I think part of the flavor that I can add that Garrett really hit home throughout the entire webinar is that to frame Academy against some of the leading questions that you'll often see is that groups are coming with very differentiated needs, you know, even in very specific areas like just clinical programming, right? For some groups, we have this large set of SAS programmers, and we're trying to convert them to R. For other groups, they're trying to do novel analytics that they've never done before. So they're coming from like a clean slate.
But ultimately, a lot of the patterns across companies across groups are still consistent. And so part of the beauty of Academy is bridging a lot of the pedagogical techniques, but recognizing the fact that the more domain specific they become, the more they're going to immediately resonate.
And so I think, you know, with respect to like the analyzing clinical trial data elements, this is absolutely a call to say that, you know, we have been engaging with companies interested to do that, looking to develop a program that fits what type of work that they are trying to do.
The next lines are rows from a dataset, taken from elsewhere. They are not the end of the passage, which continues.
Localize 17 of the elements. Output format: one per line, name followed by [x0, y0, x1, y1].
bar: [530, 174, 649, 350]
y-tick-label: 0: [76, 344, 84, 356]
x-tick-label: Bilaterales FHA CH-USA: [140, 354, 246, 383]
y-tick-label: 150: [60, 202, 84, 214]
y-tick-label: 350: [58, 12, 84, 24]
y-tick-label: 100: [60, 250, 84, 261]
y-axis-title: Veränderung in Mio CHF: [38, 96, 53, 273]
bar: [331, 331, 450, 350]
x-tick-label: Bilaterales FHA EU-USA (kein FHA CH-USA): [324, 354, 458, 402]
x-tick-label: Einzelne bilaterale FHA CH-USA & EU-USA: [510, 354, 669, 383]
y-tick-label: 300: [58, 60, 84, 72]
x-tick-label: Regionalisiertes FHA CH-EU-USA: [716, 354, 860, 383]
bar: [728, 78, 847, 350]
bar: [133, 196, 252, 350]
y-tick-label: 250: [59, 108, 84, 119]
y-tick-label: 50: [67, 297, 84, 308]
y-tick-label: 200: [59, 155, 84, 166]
But it is a conversation to have, it is not a kind of a routine, hey, everyone is going to go through these same motions, and hopefully they'll come with the same outcome. Instead, it really is about saying, what is your group trying to do?
And so that's why we really look forward to being able to continue to extend those teaching engagements and really are looking for people to broach what are they interested to learn. And the answer in most cases is not going to be like, no, we won't teach that is a conversation about how are you trying to, to empower the group and what.
And that's one of the observations that in kind of my last decade or so of interacting with groups is, even if they crack open a book, or they crack, crack open some courses, when they start to work on their own projects that they can't, you know, copy and paste some code snippet to work off of, it's easy to get frozen as soon as something doesn't work. And you don't really know where to go. And groups that go through Academy, we see things like they're enabled and empowered to be able to troubleshoot to diagnose and to kind of move off of the path that was covered, even within the given context.
There's kind of like two elements to it, like to me, when I think of the conversations around data pipelines, we think of like the orchestration components of like, I have a variety of things, I have some raw data, it gets processed a bit, you have some derivative data that you're going to then tabulate and visualize and do some other modeling activities potentially against. You know, Academy won't necessarily cover like how to deploy that data pipeline with whatever orchestration system you might use, whether that be like RStudio Connect or Posit Connect or some other pipeline, but inside the pipeline, the analysis activities, the managing and munging of the data, the visualization, the tabulation, those are the core concepts that are covered with that. So you should be set up to be able to think from like, I have raw data, I have insight objectives on the other end, like, what are the pieces that need to stack together to do that? Those are well within Academy's blue house.
I did also mention in the beginning, when I was introducing the presentation that we've recently had a number of great meetups and data science hangouts featuring different pharmaceutical leaders, and a lot of the questions from those events have been targeted to learning and how to teach groups of new users who might be moving from SAS to R. My colleague Isabella recently put together a great blog post that kind of highlights each of those different leaders' perspectives on moving to open source in the pharma space.
I appreciate the messages of support that have been shown up in the chat. I've seen all those, and thank you very much, everyone. Thank you all so much. Have a great rest of the day.